Но Муравьев-Апостол стоял на своем и упорно защищал прежнюю точку зрения.
— Прежде чем представить свой план на всеобщее обсуждение, мы с Бестужевым-Рюминым все взвесили, приняли во внимание существующие условия, постарались предвидеть то, что можно, и, я думаю, составили себе совершенно объективное мнение. Вы спрашиваете, на какую силу мы опираемся? Отвечу. Черниговский полк подниму я, Саратовский и Алексопольский поведете вы. — Он повернулся к Повало-Швейковскому. — В этих полках вас любят и офицеры, и нижние чины, они выполнят ваш приказ. Полтавский полк поведут его командир барон Тизенгаузен и Бестужев-Рюмин, Ахтырский гусарский — Артамон Муравьев. Во главе Вятского полка встанете вы, как его командир, — взглянул Сергей Иванович на Пестеля. — А князь Волконский поднимет свою Девятнадцатую пехотную бригаду. Семнадцатый егерский поведут Александр Вадковский и Молчанов. В Нежинском конно-егерском полку тоже есть наши единомышленники. Имеются они и в Кавалергардском, и в лейб-гвардии Московском, Финляндском, Драгунском. Лейб-гвардии Гродненский гусарский поднимет подполковник Лунин. Есть наши друзья и в лейб-гвардейских Измайловском и Гренадерском полках. Не останется в стороне и Пензенский, да и другие. Разве это не достаточная сила? А стоит выступить этим полкам, как к ним присоединятся и те, на кого мы теперь даже не рассчитываем. Уверен, что вся честная Россия встанет под наши знамена. Да, я верю, что так оно и будет.
Он горел надеждой и, казалось, уже видел перед собой десятки полков, вставших под республиканское знамя. И вся Россия, приветствовала своих сынов, несших ей свет и свободу.
Пестель невольно залюбовался восторженным, горячо убежденным в своей правоте подполковником Черниговского полка, однако длилось это всего несколько секунд.
— Друг мой! — сказал он, с нежностью глядя на Сергея Муравьева-Апостола, но не разделяя его оптимизма. — Вы недооцениваете мощи Романовых и их приспешников. Да и где гарантия, что перечисленные вами полки выполнят ваш приказ и возьмут в руки оружие? Это только ваше предположение, а что будет в действительности?.. Вдруг они не присоединятся к нам, не поддержат? Что тогда? Погибнет наше дело? А имеем ли мы право рисковать, допуская возможность поражения?
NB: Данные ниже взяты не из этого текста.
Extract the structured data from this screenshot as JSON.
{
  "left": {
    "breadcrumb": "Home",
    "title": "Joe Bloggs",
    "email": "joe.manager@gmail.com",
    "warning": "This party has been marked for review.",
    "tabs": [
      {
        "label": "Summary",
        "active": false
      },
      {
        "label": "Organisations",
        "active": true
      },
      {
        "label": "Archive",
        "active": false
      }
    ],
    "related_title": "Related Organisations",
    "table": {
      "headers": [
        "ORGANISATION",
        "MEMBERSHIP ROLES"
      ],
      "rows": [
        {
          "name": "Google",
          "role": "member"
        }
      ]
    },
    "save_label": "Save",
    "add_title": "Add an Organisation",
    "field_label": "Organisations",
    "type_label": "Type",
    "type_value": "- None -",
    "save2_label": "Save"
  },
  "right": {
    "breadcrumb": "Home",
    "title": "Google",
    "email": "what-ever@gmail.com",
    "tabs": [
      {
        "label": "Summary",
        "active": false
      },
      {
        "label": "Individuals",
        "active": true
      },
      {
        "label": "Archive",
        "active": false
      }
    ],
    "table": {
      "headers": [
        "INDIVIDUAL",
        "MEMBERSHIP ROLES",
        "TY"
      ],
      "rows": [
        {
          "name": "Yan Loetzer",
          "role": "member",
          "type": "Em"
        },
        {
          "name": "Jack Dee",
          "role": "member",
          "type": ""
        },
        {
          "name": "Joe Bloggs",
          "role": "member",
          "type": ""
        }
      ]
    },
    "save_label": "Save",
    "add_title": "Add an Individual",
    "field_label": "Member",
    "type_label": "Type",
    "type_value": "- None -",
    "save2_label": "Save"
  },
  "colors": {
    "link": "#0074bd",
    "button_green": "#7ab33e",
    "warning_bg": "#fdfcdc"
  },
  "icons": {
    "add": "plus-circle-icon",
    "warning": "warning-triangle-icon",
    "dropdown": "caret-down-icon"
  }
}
Однако переубедить Муравьева-Апостола было не легко, это почувствовали все. Он упорно настаивал на своем плане, доказывал, что все будет хорошо. Его вела ничем не обоснованная, слепая вера. Ни Пестель, ни его друзья не могли согласиться со взглядами слишком нетерпеливого молодого подполковника, они возражали против поспешности.
— И все-таки я верю, что стоит бросить искру — и вспыхнет такой пожар, который не удастся погасить дому Романовых и иже с ними, — не сдавался Сергей Иванович, тяжело переживая то, что никто из присутствующих его не поддержал.
— Кто-то приехал, — сказал стоявший у окна Юшневский.
— Это вернулся Михаил Павлович, — отозвался Муравьев-Апостол, посмотрев в оттаявшее пятнышко на разрисованном морозом окне. — Он ездил с письмом графа Витгенштейна в Китомир, к командиру корпуса Роту.
Через минуту в комнату вошел Бестужев-Рюмин — высокий, статный молодой человек. Нос с горбинкой придавал его лицу несколько злое выражение, но в глазах светилось то обаяние, которое привлекает к человеку с первого взгляда.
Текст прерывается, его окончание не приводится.